Russian military field camps have been deployed in the said areas, they are used as the basis to form special detachments to provide covert rotation and strengthen the advanced positions of terrorist units.

"Certain detachments of the so-called 'recruits' are formed solely from residents of Dagestan and Chechnya. Simultaneously, the so-called [Russian] 'Cossack detachments' are being created, some of them have already arrived to join the 1st Army Corps of the occupation forces," [Spokesman for the Ukrainian Defense Ministry Dmytro Hutsuliak] said.

Ukrainian intelligence reports also inform that Russians use the war games to bring new weapons, engineering equipment and other assets closer to the border with Ukraine for further transfer to the units and subdivisions of Russia's hybrid military forces in occupied Donbas, eastern Ukraine.

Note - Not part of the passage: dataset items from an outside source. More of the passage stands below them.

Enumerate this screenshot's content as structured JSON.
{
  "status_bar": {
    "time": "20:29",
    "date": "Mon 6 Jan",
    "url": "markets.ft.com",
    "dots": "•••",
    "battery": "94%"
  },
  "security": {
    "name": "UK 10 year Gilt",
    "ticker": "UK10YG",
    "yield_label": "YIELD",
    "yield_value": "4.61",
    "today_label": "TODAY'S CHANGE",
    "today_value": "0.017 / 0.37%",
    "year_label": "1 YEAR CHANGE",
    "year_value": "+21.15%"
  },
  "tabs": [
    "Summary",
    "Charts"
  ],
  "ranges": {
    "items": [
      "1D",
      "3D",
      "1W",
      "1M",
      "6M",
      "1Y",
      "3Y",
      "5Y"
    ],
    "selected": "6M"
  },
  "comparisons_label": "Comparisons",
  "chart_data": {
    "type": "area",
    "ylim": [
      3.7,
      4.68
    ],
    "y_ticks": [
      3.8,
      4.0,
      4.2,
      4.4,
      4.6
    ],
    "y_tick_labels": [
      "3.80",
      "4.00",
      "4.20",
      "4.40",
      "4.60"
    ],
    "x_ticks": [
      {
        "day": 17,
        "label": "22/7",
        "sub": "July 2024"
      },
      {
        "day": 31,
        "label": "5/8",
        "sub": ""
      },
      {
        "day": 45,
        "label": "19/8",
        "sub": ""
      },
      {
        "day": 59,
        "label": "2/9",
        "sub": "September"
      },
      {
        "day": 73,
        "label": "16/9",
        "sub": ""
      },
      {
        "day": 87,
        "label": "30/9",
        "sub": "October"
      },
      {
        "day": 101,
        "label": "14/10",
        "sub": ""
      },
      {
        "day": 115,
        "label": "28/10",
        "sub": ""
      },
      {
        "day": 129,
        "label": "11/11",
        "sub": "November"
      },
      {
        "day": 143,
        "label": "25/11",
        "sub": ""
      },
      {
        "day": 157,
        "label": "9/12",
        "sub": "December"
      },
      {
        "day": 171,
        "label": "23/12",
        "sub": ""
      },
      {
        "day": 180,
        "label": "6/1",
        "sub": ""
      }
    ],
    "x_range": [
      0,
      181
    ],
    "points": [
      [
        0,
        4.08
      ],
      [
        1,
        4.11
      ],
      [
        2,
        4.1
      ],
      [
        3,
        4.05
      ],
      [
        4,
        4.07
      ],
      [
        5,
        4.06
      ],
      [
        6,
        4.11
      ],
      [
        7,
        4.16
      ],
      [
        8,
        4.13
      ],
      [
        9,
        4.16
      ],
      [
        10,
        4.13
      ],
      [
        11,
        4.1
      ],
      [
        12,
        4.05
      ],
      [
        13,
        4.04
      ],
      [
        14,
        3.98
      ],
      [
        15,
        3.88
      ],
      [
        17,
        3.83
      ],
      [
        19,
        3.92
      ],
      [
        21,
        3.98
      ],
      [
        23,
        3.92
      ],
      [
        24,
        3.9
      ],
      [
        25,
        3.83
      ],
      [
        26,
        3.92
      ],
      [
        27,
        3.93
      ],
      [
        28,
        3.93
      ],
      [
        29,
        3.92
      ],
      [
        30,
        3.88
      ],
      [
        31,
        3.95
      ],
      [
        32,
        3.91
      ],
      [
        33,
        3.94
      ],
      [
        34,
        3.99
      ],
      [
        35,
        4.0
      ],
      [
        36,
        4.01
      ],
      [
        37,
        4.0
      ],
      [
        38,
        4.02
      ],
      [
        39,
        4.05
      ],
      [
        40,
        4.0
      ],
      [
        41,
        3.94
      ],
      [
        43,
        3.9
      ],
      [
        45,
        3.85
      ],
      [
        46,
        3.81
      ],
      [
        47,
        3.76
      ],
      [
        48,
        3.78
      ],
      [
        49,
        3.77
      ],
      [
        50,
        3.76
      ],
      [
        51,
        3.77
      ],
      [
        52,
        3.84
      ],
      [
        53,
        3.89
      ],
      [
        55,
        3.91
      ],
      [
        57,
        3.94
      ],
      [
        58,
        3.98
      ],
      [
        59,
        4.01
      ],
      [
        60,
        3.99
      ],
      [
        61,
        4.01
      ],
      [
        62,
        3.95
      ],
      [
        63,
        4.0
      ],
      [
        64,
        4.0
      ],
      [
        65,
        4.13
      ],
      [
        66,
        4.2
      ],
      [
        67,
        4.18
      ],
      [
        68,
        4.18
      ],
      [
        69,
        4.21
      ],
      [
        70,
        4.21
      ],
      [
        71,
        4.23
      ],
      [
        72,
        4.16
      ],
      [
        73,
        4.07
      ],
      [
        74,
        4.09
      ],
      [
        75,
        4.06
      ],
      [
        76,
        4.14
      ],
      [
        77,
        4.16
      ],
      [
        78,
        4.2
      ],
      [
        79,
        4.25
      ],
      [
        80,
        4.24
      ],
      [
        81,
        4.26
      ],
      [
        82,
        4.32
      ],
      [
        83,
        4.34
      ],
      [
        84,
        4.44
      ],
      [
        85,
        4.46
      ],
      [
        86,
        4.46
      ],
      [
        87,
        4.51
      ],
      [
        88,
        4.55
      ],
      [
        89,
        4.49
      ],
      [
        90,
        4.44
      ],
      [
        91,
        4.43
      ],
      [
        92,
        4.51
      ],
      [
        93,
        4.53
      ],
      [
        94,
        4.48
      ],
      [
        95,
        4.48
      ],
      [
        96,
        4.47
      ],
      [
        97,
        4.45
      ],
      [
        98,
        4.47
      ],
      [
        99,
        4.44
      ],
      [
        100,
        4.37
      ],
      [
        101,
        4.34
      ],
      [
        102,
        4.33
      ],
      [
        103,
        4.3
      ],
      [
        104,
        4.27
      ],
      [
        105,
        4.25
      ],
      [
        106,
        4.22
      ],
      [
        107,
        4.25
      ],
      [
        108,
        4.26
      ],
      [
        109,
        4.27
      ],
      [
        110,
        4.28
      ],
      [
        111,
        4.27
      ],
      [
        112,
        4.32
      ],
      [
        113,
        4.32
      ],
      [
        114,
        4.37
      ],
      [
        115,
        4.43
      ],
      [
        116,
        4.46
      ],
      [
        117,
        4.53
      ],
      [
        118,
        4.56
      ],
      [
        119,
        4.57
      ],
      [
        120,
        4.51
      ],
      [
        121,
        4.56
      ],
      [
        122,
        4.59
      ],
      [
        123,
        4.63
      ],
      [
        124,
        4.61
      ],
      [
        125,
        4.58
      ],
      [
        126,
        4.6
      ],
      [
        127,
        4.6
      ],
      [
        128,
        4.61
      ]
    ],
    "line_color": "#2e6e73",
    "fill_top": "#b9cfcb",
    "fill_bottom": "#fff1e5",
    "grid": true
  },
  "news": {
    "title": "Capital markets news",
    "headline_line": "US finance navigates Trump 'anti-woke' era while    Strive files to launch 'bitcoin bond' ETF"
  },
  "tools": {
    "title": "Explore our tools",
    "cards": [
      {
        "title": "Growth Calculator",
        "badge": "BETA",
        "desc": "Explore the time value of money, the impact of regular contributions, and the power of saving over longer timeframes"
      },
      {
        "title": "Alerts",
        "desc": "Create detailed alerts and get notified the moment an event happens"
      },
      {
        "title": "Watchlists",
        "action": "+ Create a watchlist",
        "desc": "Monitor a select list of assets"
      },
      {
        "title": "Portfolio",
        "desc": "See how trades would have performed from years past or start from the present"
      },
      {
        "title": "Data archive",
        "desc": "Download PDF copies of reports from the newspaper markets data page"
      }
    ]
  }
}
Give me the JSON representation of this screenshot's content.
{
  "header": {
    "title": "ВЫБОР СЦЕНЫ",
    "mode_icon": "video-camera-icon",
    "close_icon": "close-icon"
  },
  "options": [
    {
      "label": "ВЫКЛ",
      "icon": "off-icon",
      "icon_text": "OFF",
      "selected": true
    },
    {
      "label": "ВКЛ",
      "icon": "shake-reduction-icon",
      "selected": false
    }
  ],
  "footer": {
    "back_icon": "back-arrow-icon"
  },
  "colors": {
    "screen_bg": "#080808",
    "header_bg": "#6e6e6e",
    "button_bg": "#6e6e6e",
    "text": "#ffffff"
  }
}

https://www.unian.info/war/10259601-ukraine-s-intel-russia-uses-vostok-war-games-to-pull-uragans-closer-to-ukrainian-border.html

--

[Ukrainian Foreign Minister Pavlo] Klimkin says Russia’s idea is to fragment Ukraine

“The whole idea is to use Donbas to try to legitimize reality around Donbas, to push it into Ukraine… to kick off the process of Russian narrative of federalization,” Klimkin at the 15th YES Conference organized by the Victor Pinchuk Foundation in Kyiv on Sept. 15.

He said that it is not so important for Russia if the political situation in Ukraine is more pro-Russian or less. “The whole idea is to weaken up and fragment Ukraine,” the minister said.

He said that Russia’s tactics or strategy is basically constantly raise the stakes, and the western strategy in many cases was basically to lower the stakes.

“Whether this asymmetric approach is good I have my strong doubts,” he said.